The court ruling supports Hobby Lobby, Inc., a for-profit Christian family-owned corporation that proclaims it is based on biblical principles. The company closes on Sundays, the company's staff meetings open with Bible readings, and employee disputes are reportedly settled by religious-based meditation. Additionally, citing biblical teaching on respect and fairness to workers, full-time Hobby Lobby employees have a starting wage that is 90 percent above the federal minimum wage.
Arguing that covering emergency contraception violates Hobby Lobby's religious beliefs, the company owners, the Greens, sued the U.S. Department of Health and Human Services in September 2012 over the Affordable Care Act (ACA) requirement that health insurance plans are required to cover Plan B, the "morning-after" pill, and Ella, the "week after" pill. Additionally, the Greens are opposed to intrauterine devices (IUDs), incorrectly believing that they are also abortive.
Although Hobby Lobby covered emergency contraception prior to the suit, the Greens now argue that being forced to cover these medications and IUDs that potentially terminate life violates their beliefs, threatening religious freedom.
Gretchen Borchelt, senior counsel and director of state reproductive health policy at the National Women's Law Center, argues in Mother Jones that this change of position is proof of a broader agenda to undermine the Affordable Care act, which could "result in businesses being allowed to break the law and harm others under the guise of religious freedom."
Justice Ruth Bader Ginsburg—who voted against the decision, along with Sonia Sotomayer, Stephen Breyer and Elena Kagan—wrote in her dissent that this decision will open the doors for corporations to opt out of any law "incompatible with their sincerely held religious beliefs."
After the Supreme Court ruled that legally "corporations are people," in the Citizens United case, the Hobby Lobby suit found footing arguing in favor of corporations having religious freedom rights as well.
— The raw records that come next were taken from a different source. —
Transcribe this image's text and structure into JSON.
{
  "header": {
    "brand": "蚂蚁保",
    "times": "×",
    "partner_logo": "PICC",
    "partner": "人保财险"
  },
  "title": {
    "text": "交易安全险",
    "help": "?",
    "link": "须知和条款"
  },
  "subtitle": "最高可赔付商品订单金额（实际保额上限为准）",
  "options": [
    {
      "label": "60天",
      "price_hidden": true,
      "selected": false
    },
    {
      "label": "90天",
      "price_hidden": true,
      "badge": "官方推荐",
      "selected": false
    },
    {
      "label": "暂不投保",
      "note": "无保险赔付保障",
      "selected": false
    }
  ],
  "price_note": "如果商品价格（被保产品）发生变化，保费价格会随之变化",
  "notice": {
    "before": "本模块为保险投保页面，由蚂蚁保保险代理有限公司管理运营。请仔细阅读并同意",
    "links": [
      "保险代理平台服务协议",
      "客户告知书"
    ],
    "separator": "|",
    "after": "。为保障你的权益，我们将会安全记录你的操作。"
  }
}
This gets particularly sticky, as Hobby Lobby is a for-profit company, not a non-profit, which already has the right to claim a religious exemption to the ACA requirement.
Ginsberg states that today's decision "demands accommodation for a for-profit corporation's religious beliefs no matter that impact that accommodation may have on third parties who do not share the corporation owners' religious faith..." Read additional key points from Ginberg's dissent on Mother Jones.
Gov. Dannel P. Malloy also voiced his opinion on the Supreme Court ruling. "In our diverse society, it is unconscionable that the religious beliefs of a private, for-profit employer can dictate the kind of medical care that is available to an employee," he said in a statement.
According to Jezebel, Ginsberg wrote that for-profit companies exist to make money, not to further any other agenda; thus they cannot be said to have religious beliefs. She also pointed out that the cost of purchasing and installing an IUD without insurance costs as much as a month's pay for a woman earning minimum wage.
"While we should all respect each other's right to hold different positions based on religious beliefs, women should not be denied access to reproductive healthcare benefits due to the personal beliefs of their employer," Malloy added. "Today's decision from the Supreme Court is an affront to that very basic and fundamental idea. We will review this decision and assess the impact it may have in Connecticut."
One should note that the ruling states that the government may provide alternative ways for employees of these corporations to obtain or access contraception coverage. And the other alternative for women—don't work for companies like Hobby Lobby.